Her bio at her edu-business, Targeted Leadership, has this:
Co-founder and Partner with Targeted Leadership Consulting, Dr. Cudeiro is currently Superintendent of the Bellevue School District in Bellevue, Washington. Prior to this, she was one of five deputy superintendents for the Boston Public Schools. During her tenure in the Boston Public Schools, Dr. Cudeiro was instrumental in the development and implementation of the school district's Principal Evaluation and Accountability Process.
Dr. Cudeiro served for many years as a principal in California public school systems, in the Santa Monica and Baldwin Park school districts.
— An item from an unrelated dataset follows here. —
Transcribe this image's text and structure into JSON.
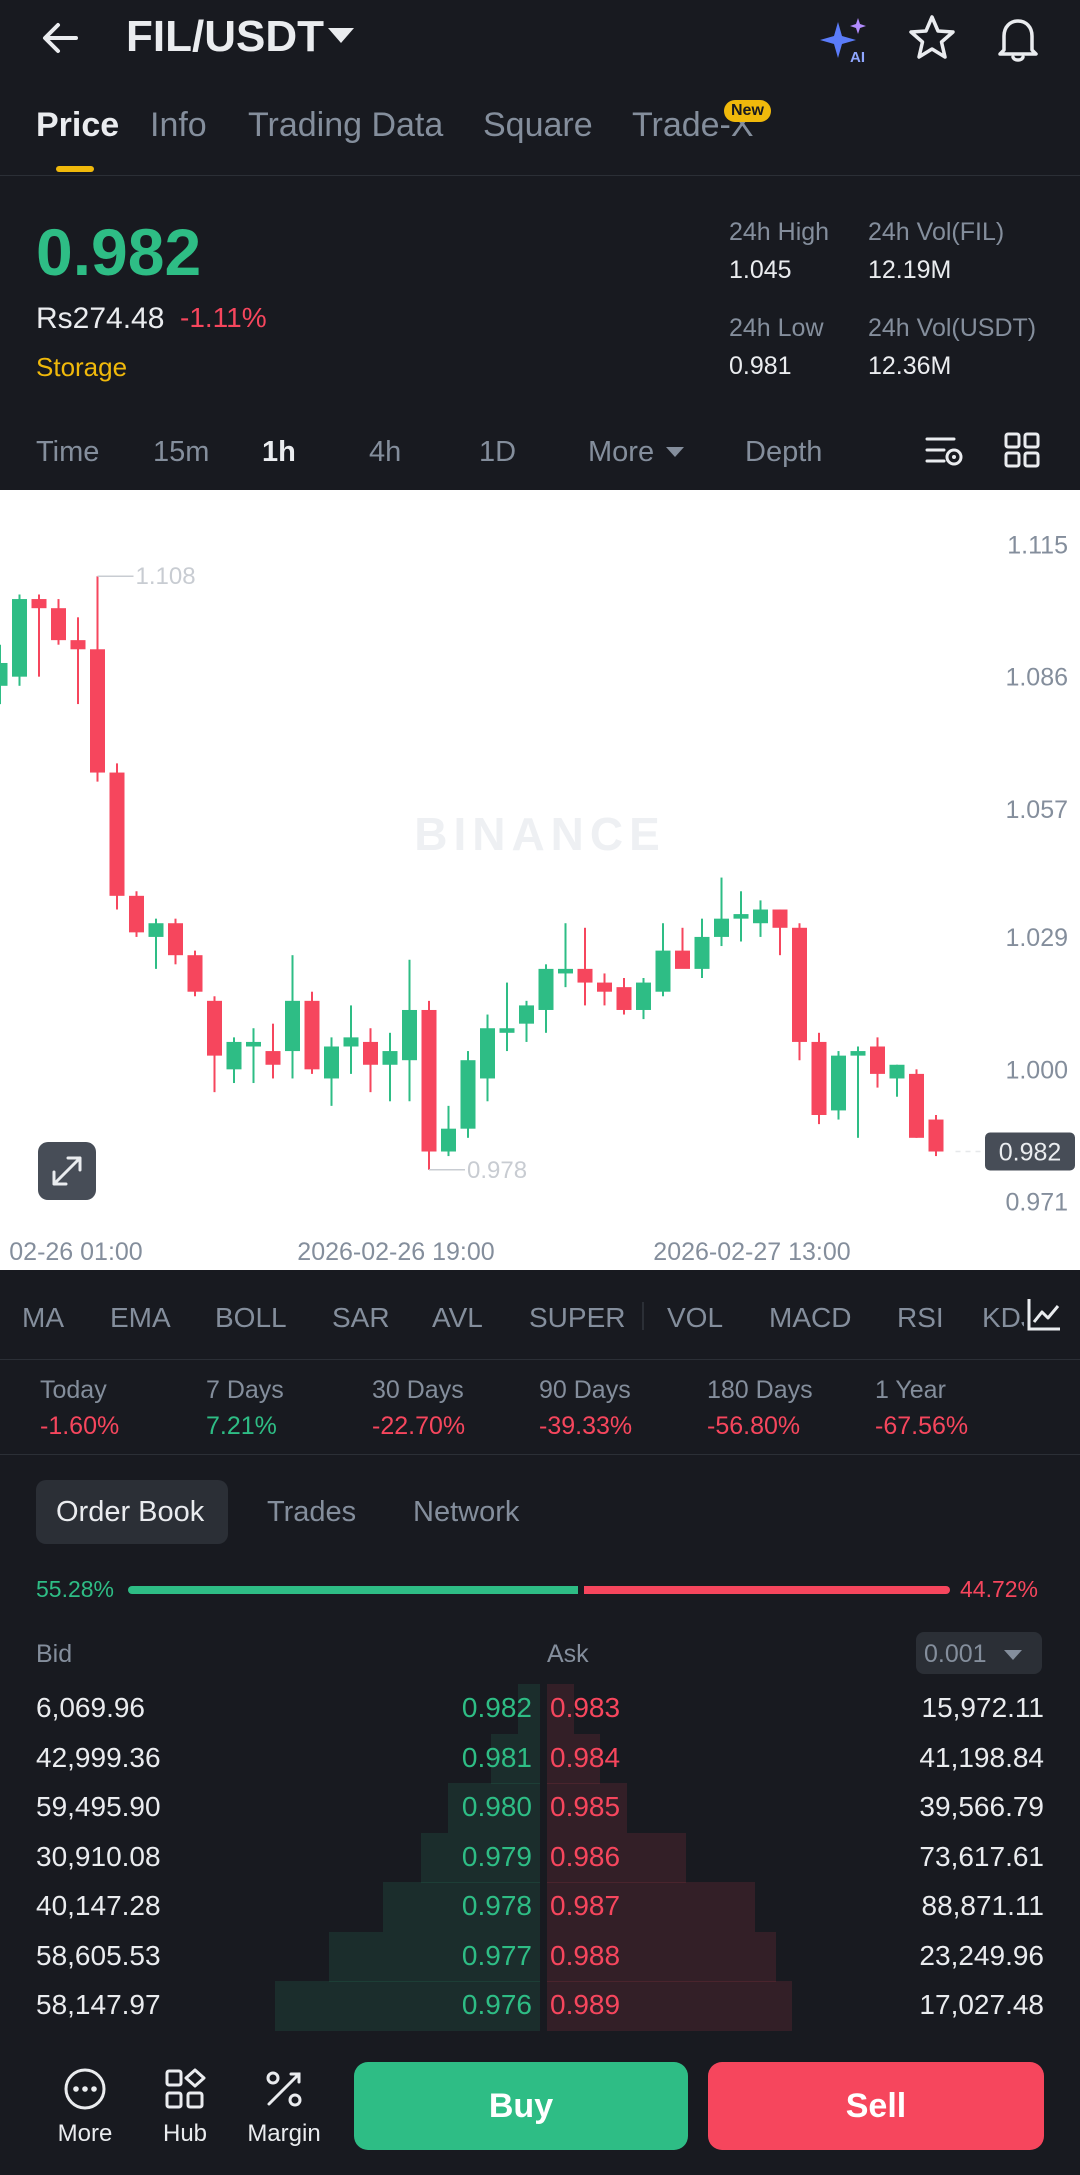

She has also been a Master Practitioner at UCLA. Later, she was one of only eight selected nationally for a fellowship to complete her doctorate in the Urban Superintendent Program at Harvard University, where for the past four years she has served as Adjunct Professor.


Cudeiro's dissertation at the Harvard Urban Superintendents Program (a Reformer): "Superintendents and Instructional Leadership: How Three Superintendents Promote, Develop and Support Principals in Their Instructional Leadership"
(Susan Enfield is also a graduate of the Harvard USP - Her dissertation is "In Pursuit of Equity: A Case Study of One School District?s Efforts to Ensure Academic Achievement for All Students Through Equitable Resource Distribution")

The Bellevue Reporter has this:
"Dr. Cudeiro is presently a Senior Partner at Targeted Leadership Consulting and was previously the Deputy Superintendent for the Boston Public Schools, and principal at both the Santa Monica Unified School District and the Baldwin Park Unified School District, in California….She was born in Cuba and immigrated to the United States as a young child. She has been the Adjunct Lecturer at Harvard University Urban Superintendents Program and received her Ph.D. from Harvard University."
NLM said…
Doesn't surprise me in the least. When she came in like gangbusters replacing long-termers who had worked with Riley to make the district great the writing was on the wall. Anyone who couldn't see Amalia for who she was was either deaf, dumb,or blind.